One thing we can try to speed up "full flashing" could be to send the raw data as a bin file instead of Intel Hex to DAPLink. That would save DAPLink from parsing the Intel Hex format, improving flashing times a little bit.
In my Macbook, with a test file that's around 1.2MBs in the Intel Hex format, the timings for flashing via drag&drop with DAPLink 0258 are:
However, there is one snag, the UICR data is at a memory address far away from the rest of the flash data. Flash goes from address 0x0 to 0x8_0000, and UICR starts at around 0x1000_0100. So generating a bin file results in a file larger than 256 MBs, mostly filled with 0xFF, and sending all that data via WebUSB is not an option. But we can ignore the UICR to generate the bin file data, and after that is completed we can use partial flashing to programme the few bytes left that go into the UICR. This would add very little extra time, and should still result in an overall reduction in flashing time.

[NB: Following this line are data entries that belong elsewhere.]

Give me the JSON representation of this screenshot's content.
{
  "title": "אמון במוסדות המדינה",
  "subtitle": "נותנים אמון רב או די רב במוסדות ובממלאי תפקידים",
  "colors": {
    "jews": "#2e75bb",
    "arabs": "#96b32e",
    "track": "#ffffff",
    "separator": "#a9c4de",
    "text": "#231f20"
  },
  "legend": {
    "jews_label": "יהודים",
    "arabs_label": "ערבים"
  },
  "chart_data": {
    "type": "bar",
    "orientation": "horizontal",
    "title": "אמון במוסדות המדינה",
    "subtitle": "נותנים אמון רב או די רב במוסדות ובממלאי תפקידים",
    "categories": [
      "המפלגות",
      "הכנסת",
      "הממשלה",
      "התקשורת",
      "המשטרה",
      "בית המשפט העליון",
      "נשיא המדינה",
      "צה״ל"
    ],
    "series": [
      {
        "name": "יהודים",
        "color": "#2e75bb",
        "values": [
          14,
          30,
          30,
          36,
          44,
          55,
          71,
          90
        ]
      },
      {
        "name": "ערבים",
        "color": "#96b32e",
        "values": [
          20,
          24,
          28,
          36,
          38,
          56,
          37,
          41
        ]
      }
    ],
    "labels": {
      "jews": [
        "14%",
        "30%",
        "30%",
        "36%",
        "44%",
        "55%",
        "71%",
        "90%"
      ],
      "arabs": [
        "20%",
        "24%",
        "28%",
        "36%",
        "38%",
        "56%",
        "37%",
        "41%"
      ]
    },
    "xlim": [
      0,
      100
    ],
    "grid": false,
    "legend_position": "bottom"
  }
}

Profiling WebUSB flashing might still yield better results (I have no idea where the bottleneck might be), but this is also an option that will likely shave a few extra seconds.
@jwunderl there is progress indicator in skillmap->tutorial loading screen. Can we reuse that?

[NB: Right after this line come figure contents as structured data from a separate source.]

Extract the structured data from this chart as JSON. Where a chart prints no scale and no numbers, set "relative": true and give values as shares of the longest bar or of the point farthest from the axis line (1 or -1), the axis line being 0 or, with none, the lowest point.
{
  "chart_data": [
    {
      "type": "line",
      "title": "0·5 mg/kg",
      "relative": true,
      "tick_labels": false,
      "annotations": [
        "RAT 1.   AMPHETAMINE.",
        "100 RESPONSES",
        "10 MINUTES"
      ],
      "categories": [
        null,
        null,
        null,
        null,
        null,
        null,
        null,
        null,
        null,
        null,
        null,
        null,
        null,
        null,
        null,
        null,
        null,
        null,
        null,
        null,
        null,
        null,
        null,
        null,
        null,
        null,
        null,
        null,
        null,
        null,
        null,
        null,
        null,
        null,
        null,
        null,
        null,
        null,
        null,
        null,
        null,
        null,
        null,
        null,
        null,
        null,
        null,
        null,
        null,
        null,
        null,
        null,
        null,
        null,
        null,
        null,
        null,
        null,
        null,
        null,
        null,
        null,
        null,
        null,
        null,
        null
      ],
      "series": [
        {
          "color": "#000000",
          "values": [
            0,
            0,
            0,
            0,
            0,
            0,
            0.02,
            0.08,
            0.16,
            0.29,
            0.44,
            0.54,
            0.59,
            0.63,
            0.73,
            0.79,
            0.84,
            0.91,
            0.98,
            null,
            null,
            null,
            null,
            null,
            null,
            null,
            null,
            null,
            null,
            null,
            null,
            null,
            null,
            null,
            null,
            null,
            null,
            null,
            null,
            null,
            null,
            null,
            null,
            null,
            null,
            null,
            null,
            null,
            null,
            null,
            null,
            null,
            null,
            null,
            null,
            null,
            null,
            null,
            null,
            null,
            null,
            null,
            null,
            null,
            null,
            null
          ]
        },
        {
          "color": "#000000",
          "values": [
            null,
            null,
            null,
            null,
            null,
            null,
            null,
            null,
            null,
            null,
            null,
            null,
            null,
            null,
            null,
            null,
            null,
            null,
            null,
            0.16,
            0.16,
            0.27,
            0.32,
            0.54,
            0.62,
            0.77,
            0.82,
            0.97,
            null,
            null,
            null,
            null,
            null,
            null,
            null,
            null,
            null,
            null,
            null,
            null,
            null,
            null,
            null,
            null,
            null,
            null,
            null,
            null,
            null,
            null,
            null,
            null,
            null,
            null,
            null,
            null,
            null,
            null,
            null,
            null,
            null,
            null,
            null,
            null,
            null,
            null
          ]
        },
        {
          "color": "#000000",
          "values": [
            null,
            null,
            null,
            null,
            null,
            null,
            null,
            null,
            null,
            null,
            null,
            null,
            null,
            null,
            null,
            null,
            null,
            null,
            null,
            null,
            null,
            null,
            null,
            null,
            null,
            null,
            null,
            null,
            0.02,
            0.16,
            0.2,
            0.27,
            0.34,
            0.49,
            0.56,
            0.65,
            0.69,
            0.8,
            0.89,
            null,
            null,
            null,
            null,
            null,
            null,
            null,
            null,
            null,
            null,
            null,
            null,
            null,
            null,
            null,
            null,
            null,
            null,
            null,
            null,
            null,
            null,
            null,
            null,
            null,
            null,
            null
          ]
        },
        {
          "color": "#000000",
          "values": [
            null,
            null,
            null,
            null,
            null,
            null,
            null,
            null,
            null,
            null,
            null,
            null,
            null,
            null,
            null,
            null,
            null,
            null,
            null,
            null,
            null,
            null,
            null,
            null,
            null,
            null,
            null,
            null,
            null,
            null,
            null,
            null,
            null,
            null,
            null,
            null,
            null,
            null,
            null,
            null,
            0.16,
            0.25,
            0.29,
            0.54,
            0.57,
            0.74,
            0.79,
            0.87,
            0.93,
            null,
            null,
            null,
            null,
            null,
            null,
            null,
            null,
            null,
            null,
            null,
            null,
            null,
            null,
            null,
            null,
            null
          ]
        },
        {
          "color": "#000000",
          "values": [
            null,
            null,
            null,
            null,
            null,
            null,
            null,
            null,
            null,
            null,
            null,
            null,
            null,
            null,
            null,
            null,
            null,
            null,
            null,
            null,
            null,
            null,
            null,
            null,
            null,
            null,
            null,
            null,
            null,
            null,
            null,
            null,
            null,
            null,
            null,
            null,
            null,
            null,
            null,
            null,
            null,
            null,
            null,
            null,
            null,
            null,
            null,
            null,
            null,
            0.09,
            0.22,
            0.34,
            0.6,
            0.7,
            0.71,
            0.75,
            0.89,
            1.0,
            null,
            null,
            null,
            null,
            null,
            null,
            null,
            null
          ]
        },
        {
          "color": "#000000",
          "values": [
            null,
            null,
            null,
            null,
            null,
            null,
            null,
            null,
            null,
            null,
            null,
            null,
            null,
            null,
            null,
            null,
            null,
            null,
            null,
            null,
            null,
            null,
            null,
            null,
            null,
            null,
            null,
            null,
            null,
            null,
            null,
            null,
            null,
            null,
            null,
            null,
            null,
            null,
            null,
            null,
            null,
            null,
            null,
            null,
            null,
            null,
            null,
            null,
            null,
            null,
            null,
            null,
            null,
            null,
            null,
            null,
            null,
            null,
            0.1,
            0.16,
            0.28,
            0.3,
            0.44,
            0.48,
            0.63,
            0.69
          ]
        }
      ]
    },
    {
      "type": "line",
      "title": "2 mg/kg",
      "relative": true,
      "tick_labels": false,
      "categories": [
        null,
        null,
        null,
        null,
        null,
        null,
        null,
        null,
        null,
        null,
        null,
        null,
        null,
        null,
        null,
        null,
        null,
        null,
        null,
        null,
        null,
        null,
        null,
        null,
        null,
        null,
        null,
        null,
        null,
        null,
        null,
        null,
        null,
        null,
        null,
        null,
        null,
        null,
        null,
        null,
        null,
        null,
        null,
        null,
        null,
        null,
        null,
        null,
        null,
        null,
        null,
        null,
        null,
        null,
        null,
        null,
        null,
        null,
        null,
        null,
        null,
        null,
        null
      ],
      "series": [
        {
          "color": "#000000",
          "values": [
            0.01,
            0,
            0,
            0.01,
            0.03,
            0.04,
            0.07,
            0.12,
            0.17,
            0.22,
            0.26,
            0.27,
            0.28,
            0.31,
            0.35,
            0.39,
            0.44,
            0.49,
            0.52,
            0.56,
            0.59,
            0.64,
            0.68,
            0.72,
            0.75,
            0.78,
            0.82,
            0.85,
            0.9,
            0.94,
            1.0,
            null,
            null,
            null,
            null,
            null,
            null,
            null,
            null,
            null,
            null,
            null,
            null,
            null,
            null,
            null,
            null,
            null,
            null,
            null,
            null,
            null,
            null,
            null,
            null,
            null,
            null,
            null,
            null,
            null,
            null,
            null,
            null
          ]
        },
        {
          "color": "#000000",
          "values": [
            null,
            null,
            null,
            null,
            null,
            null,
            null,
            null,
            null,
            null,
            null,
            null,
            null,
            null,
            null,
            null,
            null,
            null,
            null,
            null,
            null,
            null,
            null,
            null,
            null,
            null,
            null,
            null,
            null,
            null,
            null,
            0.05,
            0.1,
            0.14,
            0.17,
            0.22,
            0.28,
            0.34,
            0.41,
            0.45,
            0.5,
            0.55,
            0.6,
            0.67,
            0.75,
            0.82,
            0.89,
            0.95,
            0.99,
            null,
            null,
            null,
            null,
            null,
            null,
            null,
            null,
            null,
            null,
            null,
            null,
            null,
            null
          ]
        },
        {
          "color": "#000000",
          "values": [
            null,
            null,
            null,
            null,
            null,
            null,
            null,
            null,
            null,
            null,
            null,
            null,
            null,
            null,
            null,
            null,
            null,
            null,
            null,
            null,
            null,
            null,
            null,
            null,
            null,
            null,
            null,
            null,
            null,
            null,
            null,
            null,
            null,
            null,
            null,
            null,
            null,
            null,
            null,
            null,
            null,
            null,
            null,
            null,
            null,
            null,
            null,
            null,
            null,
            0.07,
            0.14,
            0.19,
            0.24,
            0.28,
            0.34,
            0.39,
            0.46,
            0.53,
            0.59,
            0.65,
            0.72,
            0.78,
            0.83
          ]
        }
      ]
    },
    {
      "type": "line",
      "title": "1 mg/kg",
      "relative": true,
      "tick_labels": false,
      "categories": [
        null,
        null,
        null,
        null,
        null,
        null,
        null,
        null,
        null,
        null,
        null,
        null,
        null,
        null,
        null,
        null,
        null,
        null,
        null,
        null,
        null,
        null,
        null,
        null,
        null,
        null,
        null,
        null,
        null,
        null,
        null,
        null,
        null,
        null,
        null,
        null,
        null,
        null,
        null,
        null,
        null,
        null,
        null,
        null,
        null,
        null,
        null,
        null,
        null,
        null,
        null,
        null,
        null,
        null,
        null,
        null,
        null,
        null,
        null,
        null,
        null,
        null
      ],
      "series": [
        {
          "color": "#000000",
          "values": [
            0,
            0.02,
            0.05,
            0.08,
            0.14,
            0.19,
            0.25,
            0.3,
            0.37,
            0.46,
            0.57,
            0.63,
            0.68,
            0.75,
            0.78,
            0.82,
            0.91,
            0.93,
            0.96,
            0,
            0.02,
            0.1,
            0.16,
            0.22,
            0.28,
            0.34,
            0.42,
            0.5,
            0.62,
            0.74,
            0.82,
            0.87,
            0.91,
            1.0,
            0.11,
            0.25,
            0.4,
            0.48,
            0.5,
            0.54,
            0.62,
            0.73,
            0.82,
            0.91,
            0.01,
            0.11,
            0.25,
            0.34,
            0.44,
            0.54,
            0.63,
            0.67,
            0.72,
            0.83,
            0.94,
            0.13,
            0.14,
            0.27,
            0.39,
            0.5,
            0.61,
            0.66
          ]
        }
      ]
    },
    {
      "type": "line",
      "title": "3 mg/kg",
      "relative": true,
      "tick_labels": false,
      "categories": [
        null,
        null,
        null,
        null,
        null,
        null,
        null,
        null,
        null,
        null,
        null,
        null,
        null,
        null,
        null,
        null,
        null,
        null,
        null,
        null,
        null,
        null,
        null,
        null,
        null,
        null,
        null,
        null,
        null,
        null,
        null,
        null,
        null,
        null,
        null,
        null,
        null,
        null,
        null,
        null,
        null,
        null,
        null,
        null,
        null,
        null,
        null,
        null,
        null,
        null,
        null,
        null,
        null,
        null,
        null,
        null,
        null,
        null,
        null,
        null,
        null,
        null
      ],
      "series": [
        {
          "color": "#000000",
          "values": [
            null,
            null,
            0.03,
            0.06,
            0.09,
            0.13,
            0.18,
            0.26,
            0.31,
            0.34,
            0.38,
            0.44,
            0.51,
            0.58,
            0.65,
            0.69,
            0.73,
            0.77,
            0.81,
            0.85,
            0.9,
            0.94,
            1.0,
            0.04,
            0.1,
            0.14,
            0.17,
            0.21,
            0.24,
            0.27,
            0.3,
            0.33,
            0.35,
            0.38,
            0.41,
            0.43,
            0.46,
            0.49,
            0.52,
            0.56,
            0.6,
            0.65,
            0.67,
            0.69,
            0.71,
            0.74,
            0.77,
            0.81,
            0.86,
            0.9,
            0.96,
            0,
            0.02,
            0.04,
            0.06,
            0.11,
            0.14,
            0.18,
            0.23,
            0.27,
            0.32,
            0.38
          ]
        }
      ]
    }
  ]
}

I've been trying to repro the performance issues we saw in the classroom, but no luck. I think we need to test on some low-performance machines. Here's some of the times I've been seeing on my Surface Book: 38 seconds - new v2, in private Edge 9 seconds - used v2, in private Edge 6 seconds - used v1, in private Edge 33 seconds - used v2, Chrome 10 seconds - used v2, in private Chrome 8 seconds - used v2, logged in Edge 7 seconds - used v2, logged in Edge
I did manage to repro a download failure once - I was logged in, using a tutorial, Edge, went through WebUSB download flow for the first time, and clicking Download didn't actually transfer code.

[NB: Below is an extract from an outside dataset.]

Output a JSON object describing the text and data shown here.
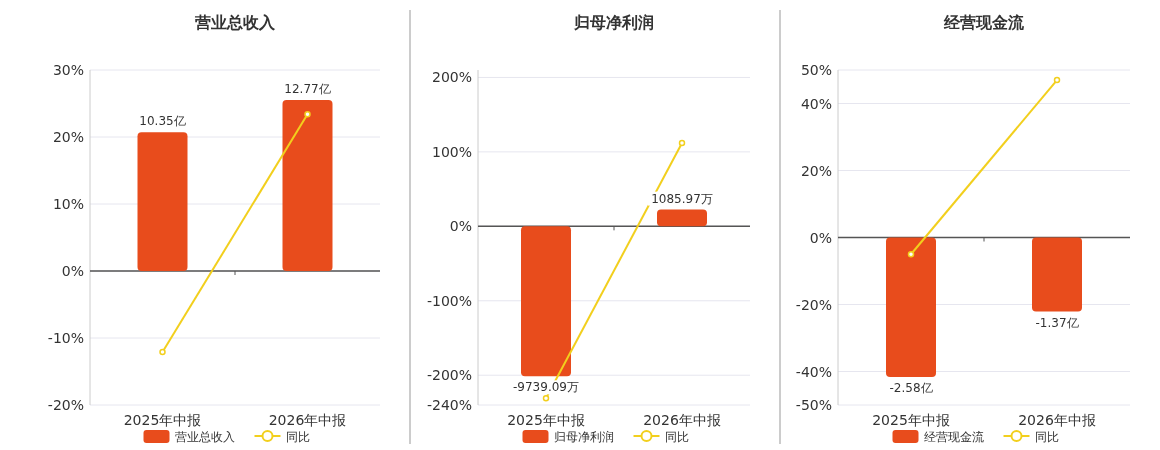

What kind of timings do you get on the same machine when setting the Chrome/Edge developer tools CPU throttling to x6? It might not be 6 times slower, but I would assume it will still be significant, as there is some CPU bottleneck with WebUSB flashing.
Closing as I added progress indicator https://github.com/microsoft/pxt-microbit/pull/5200
I also poked around the rest of the webusb stack quite a bit for if there was anything we can do to trim off any time and I didn't find anything in particular; I put up a PR swapping from the explicit promise chain to async / await loops in case there was any time we could snag out of it (e.g. potentially browser optimizations could treat it better than a long tail recursive chain) but I didn't get a noticeable amount of time -- https://github.com/microsoft/pxt-microbit/pull/5206 has a before / after build to try, under 4x cpu throttling it seemed to be ~ .5-1 second faster for a full flash but it was too inconsistent to confirm / within the margin of error (e.g. range for a full flash was around 38-44 seconds in those circumstance, mostly just awaiting webusb calls). If anyone does have a device where flashing runs particularly slowly, and sees a difference between the two builds, it'd be very useful to know!
Not sure if there's anything that can be done to improve performance here, but the first time you do a WebUSB program download, it's taking 5-10 seconds to download :-(